Estancia is a story ballet, set to to music by Alberto Ginastera, that takes place on a ranch (Estancia is Spanish for ranch) in the Argentine Pampas (countryside). A young city man (Tyler Angle) is smitten with country life, and a girl he meets there (Tiler Peck), particularly after he watches her tame a horse (Andrew Veyette). The ballet is his attempt to woo her, and of course at the start she wants nothing to do with him and his annoying urbanity (he wears a suit throughout), but eventually she overcomes her prejudices and lets herself fall for him. He ends up proving his adroitness at being a rancher by taming another horse (Georgina Pazcoguin).
The dancing was all very good — Pazcoguin and Veyette were wonderful as the wild horses, and the T(i)ylers were perfect for these roles. Tyler Angle is always so good at those deep longing romantic lunges toward his partner. For the most part, though, the choreography was a bit blah, I thought. Except for some interesting backwards walks, that looked at bit like moonwalks, performed by the “horses,” the choreography seemed like nothing I hadn’t seen before, which is unusual for Wheeldon. The romantic pas de deux between the leads were pretty but the lifts were rather basic.

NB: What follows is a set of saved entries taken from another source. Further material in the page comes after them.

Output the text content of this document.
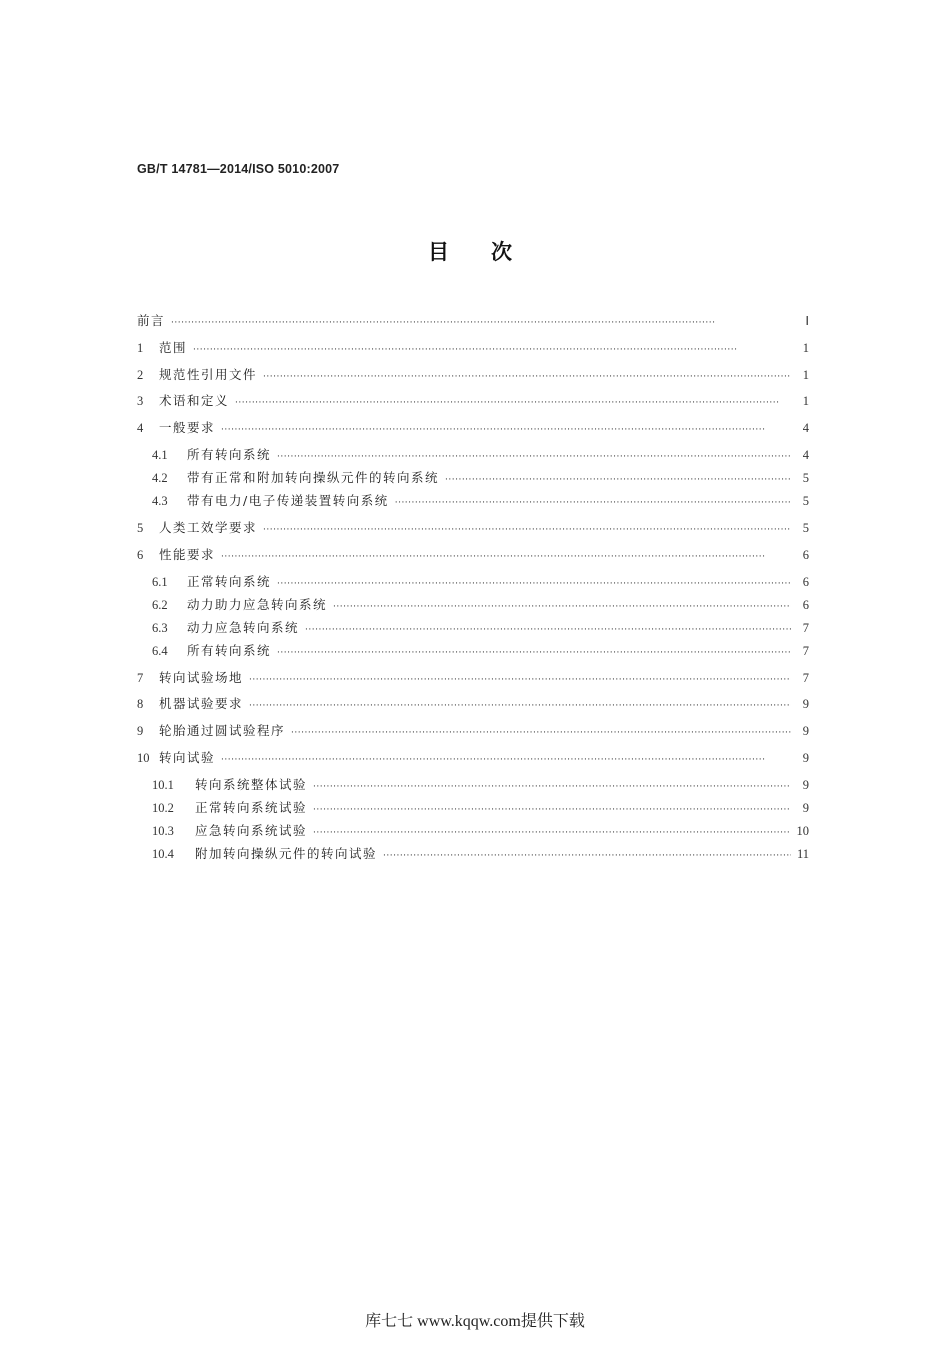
GB/T 14781—2014/ISO 5010:2007
目次
前言 ·····	Ⅰ
1	范围 ·····	1
2	规范性引用文件 ·····	1
3	术语和定义 ·····	1
4	一般要求 ·····	4
4.1	所有转向系统 ·····	4
4.2	带有正常和附加转向操纵元件的转向系统 ·····	5
4.3	带有电力/电子传递装置转向系统 ·····	5
5	人类工效学要求 ·····	5
6	性能要求 ·····	6
6.1	正常转向系统 ·····	6
6.2	动力助力应急转向系统 ·····	6
6.3	动力应急转向系统 ·····	7
6.4	所有转向系统 ·····	7
7	转向试验场地 ·····	7
8	机器试验要求 ·····	9
9	轮胎通过圆试验程序 ·····	9
10 转向试验 ·····	9
10.1	转向系统整体试验 ·····	9
10.2	正常转向系统试验 ·····	9
10.3	应急转向系统试验 ·····	10
10.4	附加转向操纵元件的转向试验 ·····	11
库七七 www.kqqw.com提供下载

The Ginastera score was originally commissioned in 1941 by Lincoln Kirstein for a ballet to be made by Balanchine to be shown when Kirstein’s American Ballet Caravan toured Buenos Aires. But the Caravan disbanded and the ballet was never made. I feel like Wheeldon, or someone at NYCB, felt the need for closure on the project. It had the feel of something out of a bygone era, particularly with the horses – you really don’t see dancers galloping around stage these days in horse costumes. But it doesn’t seem as corny if you think back to Firebird, for example, with all the forest creatures.

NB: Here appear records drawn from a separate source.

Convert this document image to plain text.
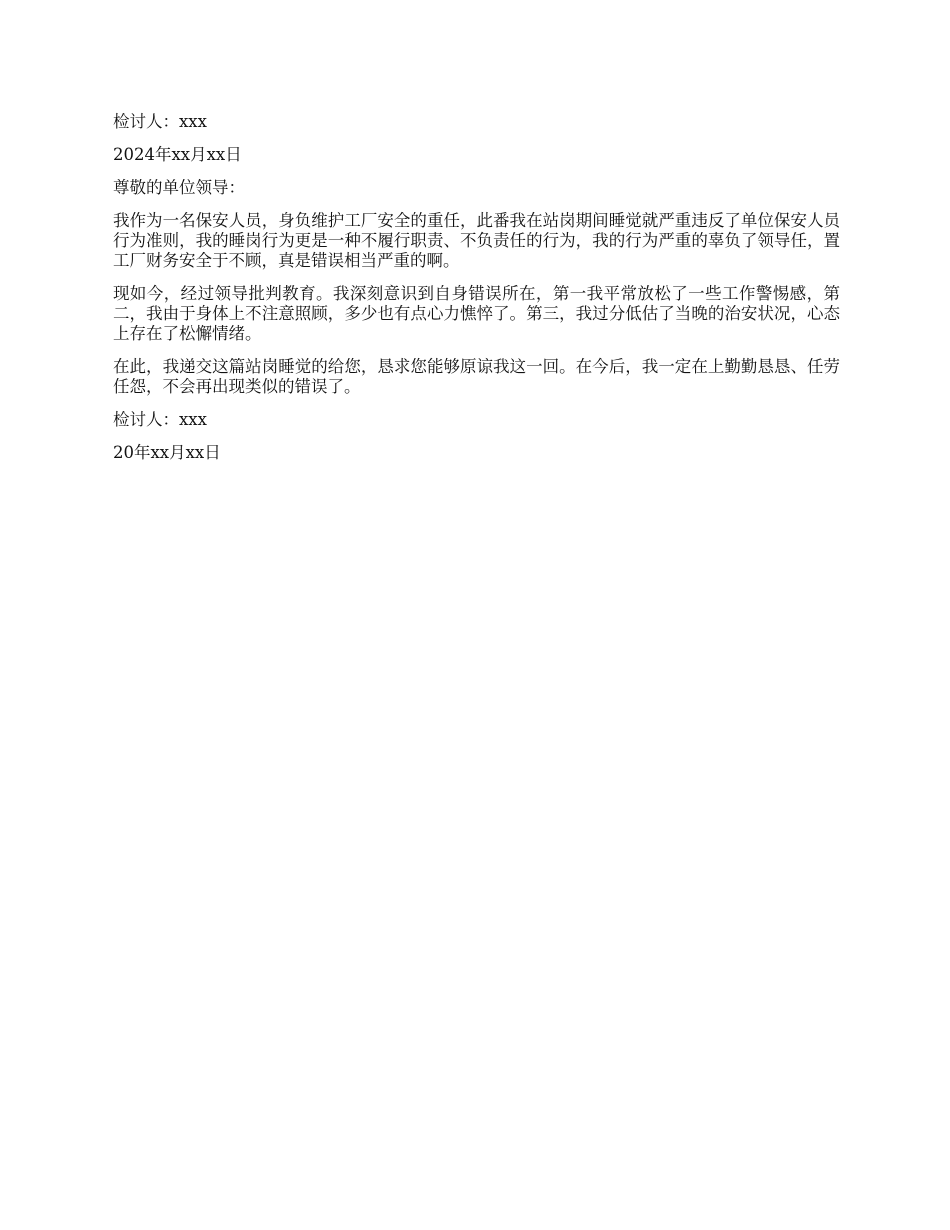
检讨人：xxx

2024年xx月xx日

尊敬的单位领导：

我作为一名保安人员，身负维护工厂安全的重任，此番我在站岗期间睡觉就严重违反了单位保安人员行为准则，我的睡岗行为更是一种不履行职责、不负责任的行为，我的行为严重的辜负了领导任，置工厂财务安全于不顾，真是错误相当严重的啊。

现如今，经过领导批判教育。我深刻意识到自身错误所在，第一我平常放松了一些工作警惕感，第二，我由于身体上不注意照顾，多少也有点心力憔悴了。第三，我过分低估了当晚的治安状况，心态上存在了松懈情绪。

在此，我递交这篇站岗睡觉的给您，恳求您能够原谅我这一回。在今后，我一定在上勤勤恳恳、任劳任怨，不会再出现类似的错误了。

检讨人：xxx

20年xx月xx日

The sets were designed by architect Santiago Calatrava (and NYCB is showing a short film about his work and his collaboration with the choreographers every time his sets are used this season). They consisted of water-color-looking paintings displayed on the back wall, one of a countryside, another more abstract one of horses (I think – because of the storyline, but maybe they were bulls … they seemed to have horns). Anyway, all in all, it was a fine ballet but didn’t blow me away like it did many others.
Two other ballets were performed, both by Balanchine — Danses Concertantes, with my favorite, Gonzalo Garcia and Sterling Hyltin in the leads, and Brahms-Schoenberg Quartet in which Yvonne Borree danced particularly well partnered by Benjamin Millepied. It’s going to be sad to see her retire this Sunday afternoon.